Income Tax Assessment Act 1997

CHAPTER 3 - SPECIALIST LIABILITY RULES  

PART 3-1 - CAPITAL GAINS AND LOSSES: GENERAL TOPICS  

Division 104 - CGT events  

Subdivision 104-J - CGT events relating to roll-overs  

SECTION 104-190   Replacement asset period  

104-190(1A)    


If you choose a small business roll-over under Subdivision 152-E for a *CGT event that happens in relation to a *CGT asset in an income year, the replacement asset period is the period:


(a) starting one year before the last CGT event in the income year for which you obtain the roll-over; and


(b) ending at the later of:


(i) 2 years after that last CGT event; and

(ii) if the first-mentioned CGT event happened because you *disposed of the CGT asset - 6 months after the latest time a possible *financial benefit becomes or could become due under a *look-through earnout right relating to the CGT asset and the disposal.

104-190(1)    


The replacement asset period is modified if your *capital proceeds for the *CGT event are increased under subsection 116-45(2) or 116-60(3) after the end of that period.
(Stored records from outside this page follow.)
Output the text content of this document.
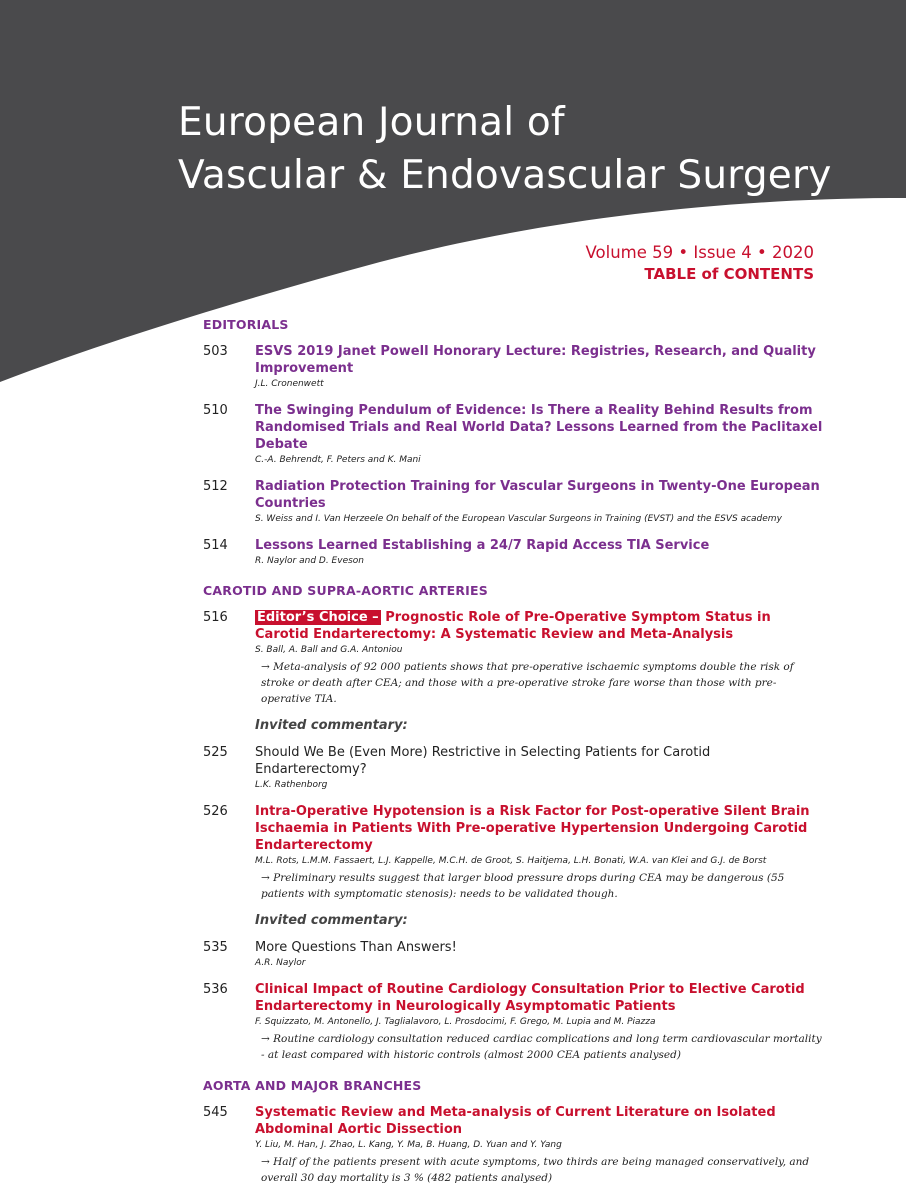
European Journal of
Vascular & Endovascular Surgery
Volume 59 • Issue 4 • 2020
TABLE of CONTENTS
EDITORIALS
503 ESVS 2019 Janet Powell Honorary Lecture: Registries, Research, and Quality Improvement
J.L. Cronenwett
510 The Swinging Pendulum of Evidence: Is There a Reality Behind Results from Randomised Trials and Real World Data? Lessons Learned from the Paclitaxel Debate
C.-A. Behrendt, F. Peters and K. Mani
512 Radiation Protection Training for Vascular Surgeons in Twenty-One European Countries
S. Weiss and I. Van Herzeele On behalf of the European Vascular Surgeons in Training (EVST) and the ESVS academy
514 Lessons Learned Establishing a 24/7 Rapid Access TIA Service
R. Naylor and D. Eveson
CAROTID AND SUPRA-AORTIC ARTERIES
516 Editor’s Choice – Prognostic Role of Pre-Operative Symptom Status in Carotid Endarterectomy: A Systematic Review and Meta-Analysis
S. Ball, A. Ball and G.A. Antoniou
→ Meta-analysis of 92 000 patients shows that pre-operative ischaemic symptoms double the risk of stroke or death after CEA; and those with a pre-operative stroke fare worse than those with pre-operative TIA.
Invited commentary:
525 Should We Be (Even More) Restrictive in Selecting Patients for Carotid Endarterectomy?
L.K. Rathenborg
526 Intra-Operative Hypotension is a Risk Factor for Post-operative Silent Brain Ischaemia in Patients With Pre-operative Hypertension Undergoing Carotid Endarterectomy
M.L. Rots, L.M.M. Fassaert, L.J. Kappelle, M.C.H. de Groot, S. Haitjema, L.H. Bonati, W.A. van Klei and G.J. de Borst
→ Preliminary results suggest that larger blood pressure drops during CEA may be dangerous (55 patients with symptomatic stenosis): needs to be validated though.
Invited commentary:
535 More Questions Than Answers!
A.R. Naylor
536 Clinical Impact of Routine Cardiology Consultation Prior to Elective Carotid Endarterectomy in Neurologically Asymptomatic Patients
F. Squizzato, M. Antonello, J. Taglialavoro, L. Prosdocimi, F. Grego, M. Lupia and M. Piazza
→ Routine cardiology consultation reduced cardiac complications and long term cardiovascular mortality - at least compared with historic controls (almost 2000 CEA patients analysed)
AORTA AND MAJOR BRANCHES
545 Systematic Review and Meta-analysis of Current Literature on Isolated Abdominal Aortic Dissection
Y. Liu, M. Han, J. Zhao, L. Kang, Y. Ma, B. Huang, D. Yuan and Y. Yang
→ Half of the patients present with acute symptoms, two thirds are being managed conservatively, and overall 30 day mortality is 3 % (482 patients analysed)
Instead, you have until 12 months after you receive those additional proceeds to *acquire a replacement asset, or incur *fourth element expenditure in relation to a *CGT asset, or do both.
Note:

Section 116-45 applies if you do not receive your capital proceeds despite having taken all reasonable steps to get them, and section 116-60 applies if your capital proceeds are misappropriated by your employee or agent.


104-190(2)    


The Commissioner may extend the replacement asset period , or that period as modified by subsection (1).